School of Infection and Immunity, College of Medical, Veterinary and Life Sciences, University of Glasgow, Glasgow, United Kingdom.
Department of Pharmacology and Toxicology, Pharmacy College, University of Elmergib, Al Khums, Libya.
Front Cell Infect Microbiol. 2023 Dec 15;13:1320160. doi: 10.3389/fcimb.2023.1320160. eCollection 2023.
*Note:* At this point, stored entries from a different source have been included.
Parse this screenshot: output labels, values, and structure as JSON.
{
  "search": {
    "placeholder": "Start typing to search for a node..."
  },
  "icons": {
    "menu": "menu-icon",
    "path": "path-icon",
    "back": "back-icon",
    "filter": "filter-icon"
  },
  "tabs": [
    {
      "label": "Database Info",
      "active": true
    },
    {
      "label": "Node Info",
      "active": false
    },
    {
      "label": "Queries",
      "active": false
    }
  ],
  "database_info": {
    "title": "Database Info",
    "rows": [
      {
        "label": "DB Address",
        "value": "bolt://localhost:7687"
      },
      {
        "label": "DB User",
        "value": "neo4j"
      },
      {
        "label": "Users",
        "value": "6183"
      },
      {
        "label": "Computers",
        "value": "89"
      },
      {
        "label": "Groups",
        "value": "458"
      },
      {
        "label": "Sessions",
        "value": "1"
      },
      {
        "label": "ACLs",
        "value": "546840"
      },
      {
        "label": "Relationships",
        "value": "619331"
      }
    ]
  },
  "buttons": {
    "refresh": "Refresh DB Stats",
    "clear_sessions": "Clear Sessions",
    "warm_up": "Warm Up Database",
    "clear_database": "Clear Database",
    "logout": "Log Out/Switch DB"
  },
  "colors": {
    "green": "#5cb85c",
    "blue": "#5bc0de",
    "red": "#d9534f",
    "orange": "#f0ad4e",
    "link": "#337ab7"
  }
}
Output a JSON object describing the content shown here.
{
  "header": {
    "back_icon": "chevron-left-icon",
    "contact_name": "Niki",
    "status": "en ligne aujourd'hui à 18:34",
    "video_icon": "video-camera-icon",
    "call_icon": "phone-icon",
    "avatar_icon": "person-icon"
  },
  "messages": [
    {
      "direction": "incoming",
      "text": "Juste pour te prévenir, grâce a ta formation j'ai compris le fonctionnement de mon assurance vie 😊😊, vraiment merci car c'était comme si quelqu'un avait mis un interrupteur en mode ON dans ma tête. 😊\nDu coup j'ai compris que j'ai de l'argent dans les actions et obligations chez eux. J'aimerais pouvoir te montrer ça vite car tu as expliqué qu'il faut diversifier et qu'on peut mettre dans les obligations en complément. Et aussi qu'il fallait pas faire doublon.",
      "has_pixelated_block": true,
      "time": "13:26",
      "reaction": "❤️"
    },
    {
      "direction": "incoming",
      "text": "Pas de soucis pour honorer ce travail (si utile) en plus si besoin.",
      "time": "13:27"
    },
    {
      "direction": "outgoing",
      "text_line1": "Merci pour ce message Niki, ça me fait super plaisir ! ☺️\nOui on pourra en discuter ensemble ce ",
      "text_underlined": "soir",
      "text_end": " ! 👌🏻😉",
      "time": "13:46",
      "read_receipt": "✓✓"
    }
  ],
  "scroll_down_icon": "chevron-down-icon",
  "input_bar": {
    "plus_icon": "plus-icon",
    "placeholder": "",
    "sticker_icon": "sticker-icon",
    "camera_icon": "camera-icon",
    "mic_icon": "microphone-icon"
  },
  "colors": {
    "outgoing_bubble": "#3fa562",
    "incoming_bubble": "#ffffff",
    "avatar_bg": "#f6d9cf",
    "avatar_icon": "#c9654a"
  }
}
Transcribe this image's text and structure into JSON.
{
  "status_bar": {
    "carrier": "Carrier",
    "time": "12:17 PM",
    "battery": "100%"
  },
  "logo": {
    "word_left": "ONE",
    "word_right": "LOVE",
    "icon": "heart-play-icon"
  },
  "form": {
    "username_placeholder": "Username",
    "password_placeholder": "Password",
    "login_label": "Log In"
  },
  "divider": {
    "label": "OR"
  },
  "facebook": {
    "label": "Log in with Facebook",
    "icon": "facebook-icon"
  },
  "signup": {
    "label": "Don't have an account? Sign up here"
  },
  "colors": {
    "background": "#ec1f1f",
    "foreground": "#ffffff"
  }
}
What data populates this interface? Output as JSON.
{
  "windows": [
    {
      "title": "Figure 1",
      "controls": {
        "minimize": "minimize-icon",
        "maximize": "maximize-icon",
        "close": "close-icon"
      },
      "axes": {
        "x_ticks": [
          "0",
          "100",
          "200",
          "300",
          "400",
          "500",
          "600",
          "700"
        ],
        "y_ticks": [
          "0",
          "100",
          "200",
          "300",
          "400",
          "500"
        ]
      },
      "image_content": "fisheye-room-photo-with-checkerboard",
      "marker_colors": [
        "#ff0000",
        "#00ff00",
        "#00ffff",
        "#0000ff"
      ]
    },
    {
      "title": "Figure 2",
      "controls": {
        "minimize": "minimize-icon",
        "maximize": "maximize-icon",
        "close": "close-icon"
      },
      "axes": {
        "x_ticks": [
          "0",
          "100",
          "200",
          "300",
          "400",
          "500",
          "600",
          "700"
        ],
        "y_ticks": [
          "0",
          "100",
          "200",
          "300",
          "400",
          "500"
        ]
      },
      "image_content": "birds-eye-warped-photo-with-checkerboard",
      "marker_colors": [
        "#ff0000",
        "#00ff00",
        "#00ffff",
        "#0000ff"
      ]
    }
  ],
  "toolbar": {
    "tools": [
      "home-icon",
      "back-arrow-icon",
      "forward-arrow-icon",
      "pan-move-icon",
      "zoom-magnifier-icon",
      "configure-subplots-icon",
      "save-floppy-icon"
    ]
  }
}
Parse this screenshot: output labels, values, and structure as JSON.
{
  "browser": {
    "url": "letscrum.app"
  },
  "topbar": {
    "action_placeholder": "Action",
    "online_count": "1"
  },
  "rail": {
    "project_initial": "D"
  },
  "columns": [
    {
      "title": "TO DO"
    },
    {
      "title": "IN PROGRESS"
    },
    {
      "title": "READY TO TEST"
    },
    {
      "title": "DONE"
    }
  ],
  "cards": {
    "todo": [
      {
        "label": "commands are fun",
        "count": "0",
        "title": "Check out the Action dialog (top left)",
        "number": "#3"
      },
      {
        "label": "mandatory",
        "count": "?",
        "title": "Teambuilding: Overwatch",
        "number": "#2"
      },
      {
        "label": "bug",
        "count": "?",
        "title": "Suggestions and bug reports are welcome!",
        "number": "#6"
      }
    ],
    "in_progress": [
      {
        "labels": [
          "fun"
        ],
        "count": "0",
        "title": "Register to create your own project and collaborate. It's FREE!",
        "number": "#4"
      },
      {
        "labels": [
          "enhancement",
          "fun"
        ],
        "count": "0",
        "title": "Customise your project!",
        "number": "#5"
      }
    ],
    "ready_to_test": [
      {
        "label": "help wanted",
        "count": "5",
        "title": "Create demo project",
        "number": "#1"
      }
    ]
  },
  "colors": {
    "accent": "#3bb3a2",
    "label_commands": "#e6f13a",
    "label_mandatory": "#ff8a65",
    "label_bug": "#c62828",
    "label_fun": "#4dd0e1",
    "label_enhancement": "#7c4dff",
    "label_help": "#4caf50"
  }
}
Toxoplasmosis is a common protozoan infection that can have severe outcomes in the immunocompromised and during pregnancy, but treatment options are limited. Recently, nucleotide metabolism has received much attention as a target for new antiprotozoal agents and here we focus on pyrimidine salvage by as a drug target. Whereas uptake of [H]-cytidine and particularly [H]-thymidine was at most marginal, [H]-uracil and [H]-uridine were readily taken up. Kinetic analysis of uridine uptake was consistent with a single transporter with a K of 3.3 ± 0.8 µM, which was inhibited by uracil with high affinity (K = 1.15 ± 0.07 µM) but not by thymidine or 5-methyluridine, showing that the 5-Me group is incompatible with uptake by . Conversely, [H]-uracil transport displayed a K of 2.05 ± 0.40 µM, not significantly different from the uracil K on uridine transport, and was inhibited by uridine with a K of 2.44 ± 0.59 µM, also not significantly different from the experimental uridine K. The reciprocal, complete inhibition, displaying Hill slopes of approximately -1, strongly suggest that uridine and uracil share a single transporter with similarly high affinity for both, and we designate it uridine/uracil transporter 1 (TgUUT1). While TgUUT1 excludes 5-methyl substitutions, the smaller 5F substitution was tolerated, as 5F-uracil inhibited uptake of [H]-uracil with a K of 6.80 ± 2.12 µM ( > 0.05 compared to uracil K). Indeed, we found that 5F-Uridine, 5F-uracil and 5F,2'-deoxyuridine were all potent antimetabolites against with EC values well below that of the current first line treatment, sulfadiazine. evaluation also showed that 5F-uracil and 5F,2'-deoxyuridine were similarly effective as sulfadiazine against acute toxoplasmosis. Our preliminary conclusion is that TgUUT1 mediates potential new anti-toxoplasmosis drugs with activity superior to the current treatment.
弓形虫病是一种常见的原生动物感染,在免疫功能低下和怀孕期间可能会产生严重后果,但治疗选择有限。最近,核苷酸代谢作为新抗原生动物药物的靶点受到了广泛关注,在这里我们重点关注嘧啶补救由作为药物靶点。虽然 [H]-胞苷和特别是 [H]-胸苷的摄取最多是微不足道的,但 [H]-尿嘧啶和 [H]-尿苷很容易被摄取。尿苷摄取的动力学分析与具有 K 的单个转运蛋白一致。3.3 ± 0.8 µM,被尿嘧啶高亲和力(K = 1.15 ± 0.07 µM)抑制,但不被胸苷或 5-甲基尿嘧啶抑制,表明 5-Me 基团与摄取不兼容。相反,[H]-尿嘧啶转运显示 K 为 2.05 ± 0.40 µM,与尿嘧啶转运的尿嘧啶 K 无显著差异,并且被尿苷以 K 抑制。2.44 ± 0.59 µM,与实验尿苷 K 无显著差异。相互的,完全抑制,显示出大约 -1 的希尔斜率,强烈表明尿嘧啶和尿嘧啶共享一个具有相似亲和力的单个转运蛋白,我们将其命名为尿嘧啶/尿嘧啶转运蛋白 1(TgUUT1)。虽然 TgUUT1 排除了 5-甲基取代,但较小的 5F 取代是可以容忍的,因为 5F-尿嘧啶以 K 抑制 [H]-尿嘧啶的摄取。6.80 ± 2.12 µM(与尿嘧啶 K 相比 > 0.05)。事实上,我们发现 5F-尿嘧啶、5F-尿嘧啶和 5F、2'-脱氧尿嘧啶都是针对弓形虫的有效的抗代谢物,EC 值远低于当前的一线治疗药物磺胺嘧啶。5F-尿嘧啶和 5F、2'-脱氧尿嘧啶的评价也表明,它们与磺胺嘧啶一样有效对抗急性弓形虫病。我们的初步结论是,TgUUT1 介导的潜在新抗弓形虫药物具有优于当前治疗的活性。